CHAPTER IX. The Counterplot

CHAPTER X. We reap what we sow

CHAPTER XI. Howsoever the Rivers wind, the Ocean receives them All





The Tragi-Comedy of Court Intrigue, which had ever found its principal theatre in Spain since the accession of the House of Austria to the throne, was represented with singular complication of incident and brilliancy of performance during the reign of Philip the Third. That monarch, weak, indolent, and superstitious, left the reins of government in the hands of the Duke of Lerma. The Duke of Lerma, in his turn, mild, easy, ostentatious, and shamefully corrupt, resigned the authority he had thus received to Roderigo Calderon, an able and resolute upstart, whom nature and fortune seemed equally to favour and endow. But, not more to his talents, which were great, than to the policy of religious persecution which he had supported and enforced, Roderigo Calderon owed his promotion. The King and the Inquisition had, some years before our story opens, resolved upon the general expulsion of the Moriscos the wealthiest, the most active, the most industrious portion of the population.

"I would sooner," said the bigoted king--and his words were hallowed by the enthusiasm of the Church--"depopulate my kingdom than suffer it to harbour a single infidel." The Duke de Lerma entered into the scheme that lost to Spain many of her most valuable subjects, with the zeal of a pious Catholic expectant of the Cardinal's hat, which he afterwards obtained. But to this scheme Calderon brought an energy, a decision, a vehemence, and sagacity of hatred, that savoured more of personal vengeance than religious persecution. His perseverance in this good work established him firmly in the king's favour; and in this he was supported by the friendship not only of Lerma, but of Fray Louis de Aliaga, a renowned Jesuit, and confessor to the king. The disasters and distresses occasioned by this barbarous crusade, which crippled the royal revenues, and seriously injured the estates of the principal barons, from whose lands the industrious and intelligent Moriscos were expelled, ultimately concentred a deep and general hatred upon Calderon. But his extraordinary address and vigorous energies, his perfect mastery of the science of intrigue, not only sustained, but continued to augment, his power. Though the king was yet in the prime of middle age, his health was infirm and his life precarious. Calderon had contrived, while preserving the favour of the reigning monarch, to establish himself as the friend and companion of the heir apparent. In this, indeed, he had affected to yield to the policy of the king himself; for Philip the Third had a wholesome terror of the possible ambition of his son, who early evinced talents which might have been formidable, but for passions which urged him into the most vicious pleasures and the most extravagant excesses. The craft of the king was satisfied by the device of placing about the person of the Infant one devoted to himself; nor did his conscience, pious as he was, revolt at the profligacy which his favourite was said to participate, and, perhaps, to encourage; since the less popular the prince, the more powerful the king.

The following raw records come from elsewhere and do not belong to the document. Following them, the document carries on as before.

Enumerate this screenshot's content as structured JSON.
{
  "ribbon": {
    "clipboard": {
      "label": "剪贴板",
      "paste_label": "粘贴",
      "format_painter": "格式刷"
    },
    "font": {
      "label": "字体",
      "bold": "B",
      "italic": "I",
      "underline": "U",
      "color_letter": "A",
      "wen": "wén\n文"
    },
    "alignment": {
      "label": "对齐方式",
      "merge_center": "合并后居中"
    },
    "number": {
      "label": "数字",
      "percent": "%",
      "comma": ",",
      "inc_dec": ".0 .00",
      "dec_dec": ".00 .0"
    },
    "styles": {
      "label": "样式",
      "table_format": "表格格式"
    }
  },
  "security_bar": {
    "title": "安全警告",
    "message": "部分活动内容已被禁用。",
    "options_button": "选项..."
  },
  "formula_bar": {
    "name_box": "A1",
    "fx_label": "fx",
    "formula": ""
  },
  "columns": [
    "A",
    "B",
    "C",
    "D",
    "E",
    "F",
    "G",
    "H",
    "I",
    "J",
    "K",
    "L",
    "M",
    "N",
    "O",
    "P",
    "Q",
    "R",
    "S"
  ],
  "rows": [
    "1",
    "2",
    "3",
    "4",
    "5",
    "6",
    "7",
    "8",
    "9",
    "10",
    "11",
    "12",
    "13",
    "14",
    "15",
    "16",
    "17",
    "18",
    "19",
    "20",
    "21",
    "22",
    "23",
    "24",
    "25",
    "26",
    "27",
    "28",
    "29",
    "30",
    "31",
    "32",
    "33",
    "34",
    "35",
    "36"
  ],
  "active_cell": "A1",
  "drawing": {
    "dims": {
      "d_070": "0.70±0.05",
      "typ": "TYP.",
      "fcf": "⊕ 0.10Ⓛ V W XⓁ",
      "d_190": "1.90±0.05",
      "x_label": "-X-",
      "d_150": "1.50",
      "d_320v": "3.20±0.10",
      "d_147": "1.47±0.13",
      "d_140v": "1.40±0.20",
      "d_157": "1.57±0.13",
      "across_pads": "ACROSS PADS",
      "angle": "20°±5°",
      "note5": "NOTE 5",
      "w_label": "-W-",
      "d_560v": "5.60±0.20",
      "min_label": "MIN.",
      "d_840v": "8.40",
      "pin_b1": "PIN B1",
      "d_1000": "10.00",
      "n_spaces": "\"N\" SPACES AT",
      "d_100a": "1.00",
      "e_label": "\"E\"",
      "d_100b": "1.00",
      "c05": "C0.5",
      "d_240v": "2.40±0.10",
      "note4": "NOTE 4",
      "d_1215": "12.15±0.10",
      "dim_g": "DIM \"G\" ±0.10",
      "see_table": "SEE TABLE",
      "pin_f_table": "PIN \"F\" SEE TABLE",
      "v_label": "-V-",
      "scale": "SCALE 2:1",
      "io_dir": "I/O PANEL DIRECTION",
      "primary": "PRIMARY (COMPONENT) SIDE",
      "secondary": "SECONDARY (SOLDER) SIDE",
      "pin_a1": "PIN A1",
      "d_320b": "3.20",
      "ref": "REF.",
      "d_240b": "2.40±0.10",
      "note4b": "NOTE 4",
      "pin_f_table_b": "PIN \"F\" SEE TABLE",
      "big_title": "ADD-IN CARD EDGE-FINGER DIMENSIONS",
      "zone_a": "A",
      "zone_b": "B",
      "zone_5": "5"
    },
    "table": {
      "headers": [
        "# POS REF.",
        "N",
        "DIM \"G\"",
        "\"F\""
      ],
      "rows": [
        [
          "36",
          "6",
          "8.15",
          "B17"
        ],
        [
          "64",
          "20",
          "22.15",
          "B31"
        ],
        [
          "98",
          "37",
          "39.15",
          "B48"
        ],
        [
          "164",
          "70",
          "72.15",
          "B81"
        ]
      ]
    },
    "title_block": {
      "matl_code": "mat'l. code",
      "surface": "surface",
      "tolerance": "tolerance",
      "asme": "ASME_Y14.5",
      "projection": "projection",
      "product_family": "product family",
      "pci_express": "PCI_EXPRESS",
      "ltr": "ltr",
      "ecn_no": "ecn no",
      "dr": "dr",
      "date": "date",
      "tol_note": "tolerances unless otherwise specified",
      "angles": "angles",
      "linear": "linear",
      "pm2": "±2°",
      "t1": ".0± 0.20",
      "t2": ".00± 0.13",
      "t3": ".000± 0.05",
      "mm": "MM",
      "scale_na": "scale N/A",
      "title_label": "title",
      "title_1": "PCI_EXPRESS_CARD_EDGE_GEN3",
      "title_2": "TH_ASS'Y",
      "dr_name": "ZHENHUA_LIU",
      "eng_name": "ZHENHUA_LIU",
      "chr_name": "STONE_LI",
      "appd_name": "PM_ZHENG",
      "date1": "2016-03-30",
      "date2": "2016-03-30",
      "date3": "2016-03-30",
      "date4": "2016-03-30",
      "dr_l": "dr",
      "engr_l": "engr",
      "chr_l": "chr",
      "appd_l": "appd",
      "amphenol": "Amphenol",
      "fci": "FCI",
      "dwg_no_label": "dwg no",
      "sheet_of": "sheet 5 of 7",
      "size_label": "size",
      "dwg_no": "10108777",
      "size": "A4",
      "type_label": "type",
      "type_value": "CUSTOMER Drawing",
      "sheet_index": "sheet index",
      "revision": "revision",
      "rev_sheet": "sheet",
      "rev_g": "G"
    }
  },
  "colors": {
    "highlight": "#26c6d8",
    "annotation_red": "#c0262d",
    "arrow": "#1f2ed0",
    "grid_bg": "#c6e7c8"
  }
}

But all this while there was formed a powerful cabal against both the Duke of Lerma and Don Roderigo Calderon in a quarter where it might least have been anticipated. The cardinal-duke, naturally anxious to cement and perpetuate his authority, had placed his son, the Duke d'Uzeda, in a post that gave him constant access to the monarch. The prospect of power made Uzeda eager to seize at once upon all its advantages; and it became the object of his life to supplant his father. This would have been easy enough but for the genius and vigilance of Calderon, whom he hated as a rival, disdained as an upstart, and dreaded as a foe. Philip was soon aware of the contest between the two factions, but, in the true spirit of Spanish kingcraft he took care to play one against the other. Nor could Calderon, powerful as he was, dare openly to seek the ruin of Uzeda; while Uzeda, more rash, and, perhaps, more ingenuous, entered into a thousand plots for the downfall of the prime favourite.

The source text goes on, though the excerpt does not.